Scalability and accessibility had impeded widespread ecommerce in the past. The development of ecommerce and supply chain models like dropshipping have opened new avenues of revenue for anyone with an online presence, generating a multibillion dollar industry. Learning what features will help you maximize the ecommerce potential of your website allows you to open doors for the capital that your website can collect and broaden its exposure to online audiences.
Product Diversity
A key part of running a successful and well-known website lies in the extent of your connections with other businesses and retailers. The essence of dropshipping depends on skipping intermediaries along the supply chain. The website acts primarily as a platform to expose different products to customers and allow these products access to a greater market audience online through the nature of their aggregate marketing strategy.
Shopify, one of the biggest dropshipping and ecommerce enterprises, defines dropshipping as distinct from the traditional supply models in the following way: “The biggest difference between dropshipping and the standard retail model is that the selling merchant doesn’t stock or own inventory.” There is a big implication here about the transactional nature of dropshipping for suppliers and ecommerce websites. Suppliers are looking for opportunities to sell to more customers and are willing to take costs and shipping on a rolling basis and absorb a majority of the stocking costs for exposure to a market.

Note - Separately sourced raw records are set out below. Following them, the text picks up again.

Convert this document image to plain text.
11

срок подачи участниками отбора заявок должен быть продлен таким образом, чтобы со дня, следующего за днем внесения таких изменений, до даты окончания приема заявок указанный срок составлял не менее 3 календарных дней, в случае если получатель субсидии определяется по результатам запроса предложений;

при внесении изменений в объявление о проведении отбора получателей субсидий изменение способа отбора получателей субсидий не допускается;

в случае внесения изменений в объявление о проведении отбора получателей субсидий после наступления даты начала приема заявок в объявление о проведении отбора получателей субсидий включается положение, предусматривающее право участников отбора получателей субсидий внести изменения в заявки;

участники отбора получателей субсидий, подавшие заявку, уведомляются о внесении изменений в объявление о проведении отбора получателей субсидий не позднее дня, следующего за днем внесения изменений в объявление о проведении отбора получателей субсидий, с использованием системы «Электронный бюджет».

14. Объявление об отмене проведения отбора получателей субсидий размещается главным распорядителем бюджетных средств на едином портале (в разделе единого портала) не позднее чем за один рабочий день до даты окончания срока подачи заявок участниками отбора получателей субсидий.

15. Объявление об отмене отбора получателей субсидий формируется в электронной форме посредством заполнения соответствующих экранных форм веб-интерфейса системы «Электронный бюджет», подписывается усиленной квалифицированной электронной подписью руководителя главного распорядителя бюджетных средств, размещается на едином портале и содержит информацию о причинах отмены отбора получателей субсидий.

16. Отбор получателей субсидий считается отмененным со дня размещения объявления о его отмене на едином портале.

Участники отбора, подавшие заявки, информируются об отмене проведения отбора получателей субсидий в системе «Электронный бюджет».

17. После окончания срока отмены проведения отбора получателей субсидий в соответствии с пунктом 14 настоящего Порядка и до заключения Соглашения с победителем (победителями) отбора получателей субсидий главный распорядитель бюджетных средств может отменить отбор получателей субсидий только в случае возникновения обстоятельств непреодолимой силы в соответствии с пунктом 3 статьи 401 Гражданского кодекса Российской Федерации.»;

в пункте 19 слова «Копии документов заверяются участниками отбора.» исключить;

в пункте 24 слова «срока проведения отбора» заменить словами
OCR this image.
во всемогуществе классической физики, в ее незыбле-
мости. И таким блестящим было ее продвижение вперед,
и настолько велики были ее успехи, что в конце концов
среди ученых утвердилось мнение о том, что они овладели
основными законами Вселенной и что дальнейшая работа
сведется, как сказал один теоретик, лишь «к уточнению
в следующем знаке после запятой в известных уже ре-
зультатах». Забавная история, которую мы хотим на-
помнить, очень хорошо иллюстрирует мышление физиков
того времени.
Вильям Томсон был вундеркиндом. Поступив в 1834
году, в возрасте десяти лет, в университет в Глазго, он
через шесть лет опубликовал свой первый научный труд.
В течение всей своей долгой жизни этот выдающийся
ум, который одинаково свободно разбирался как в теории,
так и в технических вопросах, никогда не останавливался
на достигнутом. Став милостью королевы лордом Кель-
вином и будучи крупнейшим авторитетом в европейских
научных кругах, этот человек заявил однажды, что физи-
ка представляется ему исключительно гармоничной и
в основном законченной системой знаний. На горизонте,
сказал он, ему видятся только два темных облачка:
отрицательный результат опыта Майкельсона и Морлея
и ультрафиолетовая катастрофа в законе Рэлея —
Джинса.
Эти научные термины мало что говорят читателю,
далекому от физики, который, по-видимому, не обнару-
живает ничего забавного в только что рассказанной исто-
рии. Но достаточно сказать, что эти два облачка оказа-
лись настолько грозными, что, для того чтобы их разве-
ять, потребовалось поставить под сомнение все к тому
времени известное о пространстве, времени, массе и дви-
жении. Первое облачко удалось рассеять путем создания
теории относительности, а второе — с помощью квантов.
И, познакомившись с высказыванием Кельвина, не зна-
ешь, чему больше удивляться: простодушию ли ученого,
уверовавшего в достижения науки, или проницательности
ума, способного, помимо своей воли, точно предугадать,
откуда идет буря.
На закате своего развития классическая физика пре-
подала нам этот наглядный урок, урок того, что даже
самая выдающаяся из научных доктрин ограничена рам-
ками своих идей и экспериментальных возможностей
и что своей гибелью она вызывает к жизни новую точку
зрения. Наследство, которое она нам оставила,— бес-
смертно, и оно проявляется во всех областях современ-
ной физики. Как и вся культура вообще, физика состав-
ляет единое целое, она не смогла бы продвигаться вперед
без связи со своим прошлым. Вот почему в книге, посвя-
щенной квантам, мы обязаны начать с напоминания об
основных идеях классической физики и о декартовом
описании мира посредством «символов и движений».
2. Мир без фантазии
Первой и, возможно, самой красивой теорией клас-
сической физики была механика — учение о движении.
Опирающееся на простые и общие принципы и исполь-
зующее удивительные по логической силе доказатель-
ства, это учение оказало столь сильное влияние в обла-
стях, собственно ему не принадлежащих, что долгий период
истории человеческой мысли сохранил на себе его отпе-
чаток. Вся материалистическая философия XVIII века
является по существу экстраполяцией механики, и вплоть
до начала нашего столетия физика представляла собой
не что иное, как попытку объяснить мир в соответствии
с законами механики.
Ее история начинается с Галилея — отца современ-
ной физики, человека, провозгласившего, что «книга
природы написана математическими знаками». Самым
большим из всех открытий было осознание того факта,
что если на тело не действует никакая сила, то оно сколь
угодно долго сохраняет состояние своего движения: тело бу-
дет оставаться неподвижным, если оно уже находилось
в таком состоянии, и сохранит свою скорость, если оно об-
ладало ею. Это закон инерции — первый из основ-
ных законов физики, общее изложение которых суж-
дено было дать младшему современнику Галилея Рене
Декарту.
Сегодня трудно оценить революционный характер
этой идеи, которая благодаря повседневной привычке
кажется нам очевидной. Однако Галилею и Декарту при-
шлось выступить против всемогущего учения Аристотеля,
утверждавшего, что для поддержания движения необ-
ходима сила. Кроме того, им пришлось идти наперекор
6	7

Therefore, the feasibility and competitiveness of your dropshipping business directly corresponds to the diversity of products that can be reasonably hosted in online catalogues on your website. Product diversity has a number of different levels. You have platforms like Amazon that express this diversity through the sheer size of its inventory and then other companies which deal with a more exclusive set or niche, such as fitness or businesses that sell things like used hockey skates.
Thinking of product diversity should start with imagining your intended customer and categorizing their preferences. For example, if you wanted to market to a group of people aimed at startup efforts, you might do some market research on which products are seen as essential to fueling the development of new business ideas. Identifying clusters of preferences within a group of people with similar interests characterizes this method.
Capture Audiences With Attractive, Theme Based Visuals
Ever see a movie or play a game that just feels unified in how it looks? In some cases, visual appeal has a greater impact than even usability for the user’s impressions of the website. That feeling is what we’re trying to replicate here as part of a method to enhance how attractive your website appears to prospective customers.
To max out your site’s ecommerce potential, you’ll want to make sure that the site actually sticks and markets itself to a coherent theme. In other words, you can’t have an ecommerce market that just consists of a jumble of products that are shown to users because they were the easiest retailers to secure a deal with. You need to streamline and curate the types of products that your business uses to shape its profile and image online.
Your website should have a stable and intuitive theme and offer products under the umbrella of that theme. For instance, you may want to cater to travelers in an effort to capitalize on that particular niche. To find the products that are relevant and related to such a theme, you’ll want to be looking into what people usually prefer to do when they travel and scrutinize the products that they tend to use.
Utilize Big Data and Quantitative Methods to Improve Ecommerce Efforts
“The numbers don’t lie” is an expression that holds even more true today in a world where businesses as well as their marketing and advertising strategies revolve around the prospect of big data analytics. According to SAS, a front-runner in big data technology, “Big data can be analyzed for insights that lead to better decisions and strategic business moves.” Technology and automation are rapidly expanding their reach into every conceivable market, even transforming industries like life insurance.
83% of businesses in a research report by Forbes believe that data makes existing services and products more profitable. Things like product diversity are qualitative aspects of your business that can be improved with discretion and the judgment of people on your product team. However, analytics and quantitative methods of analysis will afford your website and any ecommerce venture that you are thinking about with a greater ability to analyze and adapt to emerging market conditions.
You will want to start out with qualitative assumptions, and then change your website based on the feedback that you receive from clients and feedback from internal statistics. For instance, if you may be thinking of introducing a new set of products from a retailer onto your site. However, before introducing those products, holding a survey with your site’s existing customers about what products they want to see offered should structure the initial decision to reach out to a specific retailer.